À l’époque, l’industrie française a vécu de considérables changements. On doit à François Morin, » un des meilleurs spécialistes des affaires industrielles « , la création et le développement de plusieurs grands groupes, puis leur accompagnement lors de leurs restructurations.
Parallèlement, Paribas évoluait aussi beaucoup dans ses activités et dans ses structures internes. À base d’abord de services bancaires (trésorerie, crédits export…) il s’est développé vers des opérations industrielles (participations, fusions, restructurations) et immobilières, puis dans les années quatre-vingt vers toutes les opérations sur les nouveaux instruments financiers traités par les marchés internationaux.
François Morin, directeur général de Paribas depuis 1978, a assuré la continuité de direction du groupe dans toute cette évolution, et même à travers la nationalisation (début 1982) puis la privatisation (début 1987). Devenu vice-président du Conseil de surveillance en 1990, il a encore continué à promouvoir les affaires françaises dans les pays d’Extrême-Orient.
Dans ses fonctions, François Morin a été unanimement respecté.
Écoutons ceux qui ont longuement travaillé près de lui.
D’un abord réservé, parfois même ressenti par certains comme plutôt froid (« La froideur de la vertu » écrivait un journaliste), il fondait ses bonnes relations de travail sur l’honnêteté intellectuelle et la confiance réciproque.

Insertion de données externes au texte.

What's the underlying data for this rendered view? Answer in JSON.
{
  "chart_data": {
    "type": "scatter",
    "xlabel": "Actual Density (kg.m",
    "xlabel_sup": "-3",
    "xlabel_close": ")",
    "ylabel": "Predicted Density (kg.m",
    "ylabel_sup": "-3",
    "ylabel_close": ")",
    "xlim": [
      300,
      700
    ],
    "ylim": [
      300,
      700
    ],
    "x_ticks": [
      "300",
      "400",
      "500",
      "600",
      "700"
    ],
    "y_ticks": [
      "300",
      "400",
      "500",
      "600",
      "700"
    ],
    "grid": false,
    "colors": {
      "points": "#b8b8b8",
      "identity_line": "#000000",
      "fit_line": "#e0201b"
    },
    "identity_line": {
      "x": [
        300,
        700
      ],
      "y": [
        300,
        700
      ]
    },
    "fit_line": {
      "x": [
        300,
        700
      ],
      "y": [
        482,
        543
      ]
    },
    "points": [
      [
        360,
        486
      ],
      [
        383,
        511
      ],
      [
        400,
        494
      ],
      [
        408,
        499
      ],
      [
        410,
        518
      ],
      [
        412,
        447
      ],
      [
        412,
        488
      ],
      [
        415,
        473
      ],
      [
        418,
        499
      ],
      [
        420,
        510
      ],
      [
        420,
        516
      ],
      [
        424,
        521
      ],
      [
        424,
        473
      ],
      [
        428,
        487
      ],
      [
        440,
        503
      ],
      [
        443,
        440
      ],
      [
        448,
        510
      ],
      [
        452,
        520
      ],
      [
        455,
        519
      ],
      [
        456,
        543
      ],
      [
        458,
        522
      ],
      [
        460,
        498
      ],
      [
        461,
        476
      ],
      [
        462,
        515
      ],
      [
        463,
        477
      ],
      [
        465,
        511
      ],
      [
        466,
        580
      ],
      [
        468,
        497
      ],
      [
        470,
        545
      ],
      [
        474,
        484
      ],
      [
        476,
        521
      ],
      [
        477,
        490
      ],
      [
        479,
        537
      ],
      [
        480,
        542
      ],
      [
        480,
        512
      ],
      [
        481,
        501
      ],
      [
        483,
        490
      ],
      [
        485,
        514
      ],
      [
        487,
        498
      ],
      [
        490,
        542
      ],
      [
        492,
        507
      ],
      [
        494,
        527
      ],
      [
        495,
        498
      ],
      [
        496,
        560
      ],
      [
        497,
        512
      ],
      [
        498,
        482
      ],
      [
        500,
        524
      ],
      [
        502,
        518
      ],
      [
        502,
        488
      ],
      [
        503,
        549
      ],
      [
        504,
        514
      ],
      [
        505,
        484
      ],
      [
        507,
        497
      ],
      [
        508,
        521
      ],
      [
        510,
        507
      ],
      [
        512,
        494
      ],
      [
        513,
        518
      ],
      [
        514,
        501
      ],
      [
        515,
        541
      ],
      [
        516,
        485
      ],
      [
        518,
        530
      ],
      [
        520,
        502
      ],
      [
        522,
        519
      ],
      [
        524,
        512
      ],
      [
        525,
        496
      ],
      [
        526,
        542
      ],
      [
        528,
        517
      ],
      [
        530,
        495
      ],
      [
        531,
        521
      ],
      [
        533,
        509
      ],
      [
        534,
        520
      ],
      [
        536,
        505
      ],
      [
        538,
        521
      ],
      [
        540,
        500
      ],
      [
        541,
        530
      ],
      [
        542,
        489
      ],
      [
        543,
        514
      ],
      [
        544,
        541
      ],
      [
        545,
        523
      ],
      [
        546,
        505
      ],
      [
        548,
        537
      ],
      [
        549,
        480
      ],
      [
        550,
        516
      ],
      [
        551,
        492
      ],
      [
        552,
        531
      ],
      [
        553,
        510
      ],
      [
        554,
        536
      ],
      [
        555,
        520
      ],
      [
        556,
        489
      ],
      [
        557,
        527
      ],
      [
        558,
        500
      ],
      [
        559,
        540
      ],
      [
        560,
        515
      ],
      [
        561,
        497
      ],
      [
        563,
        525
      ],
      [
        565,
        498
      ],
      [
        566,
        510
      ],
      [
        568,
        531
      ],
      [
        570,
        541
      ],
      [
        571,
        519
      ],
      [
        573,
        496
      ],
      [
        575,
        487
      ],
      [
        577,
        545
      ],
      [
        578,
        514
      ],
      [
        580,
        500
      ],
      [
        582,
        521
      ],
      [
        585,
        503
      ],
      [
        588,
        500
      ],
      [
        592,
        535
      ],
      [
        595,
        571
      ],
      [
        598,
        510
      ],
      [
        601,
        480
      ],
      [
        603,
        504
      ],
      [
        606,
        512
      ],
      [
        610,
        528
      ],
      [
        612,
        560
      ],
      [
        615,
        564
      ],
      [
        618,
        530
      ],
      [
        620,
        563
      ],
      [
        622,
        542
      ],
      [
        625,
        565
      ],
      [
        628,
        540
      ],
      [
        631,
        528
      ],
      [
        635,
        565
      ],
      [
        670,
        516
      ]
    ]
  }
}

Une intelligence hors pair, servie par un travail approfondi et rigoureux (« Nous sommes des besogneux » – » Je ne crois pas à l’improvisation » disait-il), lui permettait d’analyser rapidement une affaire, pour aboutir à des conclusions claires, précises, solidement argumentées. Cette rapidité pouvait parfois donner à son interlocuteur l’impression d’avoir été devancé, insuffisamment écouté. Mais il restait ouvert au débat, pour autant qu’il soit aussi argumenté.
Car ni sentiments subjectifs, ni intérêt personnel ou ambition (« Ce n’est pas cela qui est important »), n’avaient à interférer avec le service du métier.
Sa parole était aussi sobre. Dans sa bouche, une simple phrase : » Je tiens à vous dire que cet accord me fait très plaisir « , devait être comprise comme exprimant son enthousiasme.
Mais le grand professionnel n’est pas tout l’homme.
Bien que pleinement engagé dans l’action, François Morin a su, avec son épouse Monique, créer dans la durée une famille nombreuse, unie et accueillante à de nombreux amis. Il lui consacrait tout son temps libre, dans l’amour de la nature, des belles bâtisses, du travail manuel bien fait.
Très attentif à l’éducation des jeunes, il trouvait même encore à se dévouer pour une association d’éducation spécialisée.
L’ayant toujours connu droit et solide, nous savions pourtant son combat lucide et courageux contre une maladie orpheline. Au déjeuner de promo du 19 novembre 2004 nous avions eu le réconfort de le voir parmi nous plus vaillant qu’à de précédentes rencontres. Et en décembre il s’occupait encore de planter des arbres.
Frappés par son départ soudain le 7 janvier 2005, nous communions avec sa famille à la fois dans la tristesse et dans l’admiration pour ce camarade dont, grâce aux jeunes qui lui étaient si chers, le souvenir restera longtemps vivace.